Libya’s government and rebel forces agreed to reopen ports and oil fields that had been closed for almost a year (OGJ Online, July 8, 2014).
On Aug. 13, the US Energy Information Administration released its weekly petroleum inventory report for the week ended Aug. 8, saying US commercial crude oil inventories, excluding those in the Strategic Petroleum Reserve, increased by 1.4 million bbl from the previous week.
At 367 million bbl, US crude oil inventories are above the upper limit of the average range for this time of year, EIA said.
The American Petroleum Institute said its own calculations indicated the crude oil inventory rose 229,000 bbl for the week ended Aug. 8.
Gasoline inventories drop
Total motor gasoline inventories decreased 1.2 million bbl, which EIA described as being in the middle of the average range. Finished gasoline inventories increased while blending components inventories decreased last week.
Distillate fuel inventories decreased by 2.4 million bbl, and EIA said that level was below the lower limit of the average range for this time of year. Propane-propylene inventories rose 1.8 million bbl, which was above the upper limit of the average range.

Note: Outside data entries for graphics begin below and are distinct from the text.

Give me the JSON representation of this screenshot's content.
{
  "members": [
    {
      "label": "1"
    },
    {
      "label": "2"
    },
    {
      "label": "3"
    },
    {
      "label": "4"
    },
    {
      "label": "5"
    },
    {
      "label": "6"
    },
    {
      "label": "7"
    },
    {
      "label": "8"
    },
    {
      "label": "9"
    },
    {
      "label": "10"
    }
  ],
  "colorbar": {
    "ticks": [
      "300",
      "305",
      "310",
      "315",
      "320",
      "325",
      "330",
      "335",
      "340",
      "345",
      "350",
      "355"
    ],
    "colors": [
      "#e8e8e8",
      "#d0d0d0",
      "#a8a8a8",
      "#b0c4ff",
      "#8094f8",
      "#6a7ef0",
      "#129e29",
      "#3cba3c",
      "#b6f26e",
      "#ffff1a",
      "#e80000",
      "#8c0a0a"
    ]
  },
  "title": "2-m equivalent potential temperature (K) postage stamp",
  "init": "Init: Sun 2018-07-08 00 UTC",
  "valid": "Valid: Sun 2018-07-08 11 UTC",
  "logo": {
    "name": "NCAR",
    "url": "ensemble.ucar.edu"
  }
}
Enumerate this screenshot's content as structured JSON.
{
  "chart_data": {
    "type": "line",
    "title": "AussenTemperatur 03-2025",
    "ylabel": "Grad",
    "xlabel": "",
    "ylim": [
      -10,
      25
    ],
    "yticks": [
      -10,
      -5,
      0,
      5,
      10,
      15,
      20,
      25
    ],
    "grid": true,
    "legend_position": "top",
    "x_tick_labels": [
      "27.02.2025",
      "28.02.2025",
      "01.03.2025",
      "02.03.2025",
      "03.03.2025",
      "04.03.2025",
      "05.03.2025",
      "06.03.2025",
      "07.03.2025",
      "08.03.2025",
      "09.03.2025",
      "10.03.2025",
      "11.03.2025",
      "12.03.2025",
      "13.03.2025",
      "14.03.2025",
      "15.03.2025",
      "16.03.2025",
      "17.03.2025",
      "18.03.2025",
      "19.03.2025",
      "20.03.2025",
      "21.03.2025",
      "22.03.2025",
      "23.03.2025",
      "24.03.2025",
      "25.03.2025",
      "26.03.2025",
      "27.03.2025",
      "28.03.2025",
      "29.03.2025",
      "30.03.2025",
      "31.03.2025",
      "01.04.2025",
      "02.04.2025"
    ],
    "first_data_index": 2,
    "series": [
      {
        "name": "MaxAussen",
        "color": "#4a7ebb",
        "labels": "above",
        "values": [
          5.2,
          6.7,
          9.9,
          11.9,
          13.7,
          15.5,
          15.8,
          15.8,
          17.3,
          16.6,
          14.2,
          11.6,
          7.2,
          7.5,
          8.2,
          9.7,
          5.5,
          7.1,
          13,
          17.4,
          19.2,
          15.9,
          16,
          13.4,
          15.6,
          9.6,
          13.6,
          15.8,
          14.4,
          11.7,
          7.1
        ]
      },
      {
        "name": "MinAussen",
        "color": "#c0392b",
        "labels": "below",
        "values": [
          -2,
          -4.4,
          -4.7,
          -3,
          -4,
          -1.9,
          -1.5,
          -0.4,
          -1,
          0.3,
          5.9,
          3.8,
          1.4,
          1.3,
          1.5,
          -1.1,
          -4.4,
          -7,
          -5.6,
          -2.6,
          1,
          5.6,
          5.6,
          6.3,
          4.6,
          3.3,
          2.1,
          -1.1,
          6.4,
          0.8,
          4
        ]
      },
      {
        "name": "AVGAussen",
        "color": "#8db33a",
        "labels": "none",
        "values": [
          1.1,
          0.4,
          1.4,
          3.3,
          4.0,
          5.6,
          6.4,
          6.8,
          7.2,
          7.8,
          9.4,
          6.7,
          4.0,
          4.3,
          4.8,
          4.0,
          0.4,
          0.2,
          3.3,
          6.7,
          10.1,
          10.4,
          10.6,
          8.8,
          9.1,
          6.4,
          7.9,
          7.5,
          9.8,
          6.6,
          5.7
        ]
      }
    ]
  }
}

US refinery inputs averaged over 16.2 million b/d for the week ended Aug. 8, which was 179,000 b/d less than the previous week’s average. Refineries operated at 91.6% of capacity last week. Gasoline production decreased last week, averaging over 9.5 million b/d. Distillate fuel production decreased, averaging over 4.7 million b/d.
US crude oil imports averaged over 7.8 million b/d, up 283,000 b/d. Over the last 4 weeks, crude oil imports averaged over 7.6 million b/d, 4.6% below the same 4-week period last year. Total motor gasoline imports, including both finished gasoline and gasoline blending components, averaged 470,000 b/d last week while distillate fuel imports averaged 151,000 b/d.
The natural gas contract for September climbed less than a penny to remain at a rounded $3.97/MMbtu. On the US cash market, gas at Henry Hub, La., was $3.92/MMbtu, down 3¢.
Heating oil for September delivery dropped 3.4¢ to a rounded $2.85/gal. Reformulated gasoline stock for oxygenate blending for September delivery fell 1.8¢ to a rounded $2.73/gal.
The September ICE contract for Brent crude delivery plunged $1.66 to $103.02/bbl. The October contract fell $1.50 to $103.89/bbl. The ICE gas oil contract for September was down $12.75 to $884.75/tonne.
The average price for the Organization of Petroleum Exporting Countries’ basket of 12 benchmark crudes was $101.66/bbl on Aug. 12, down 63¢.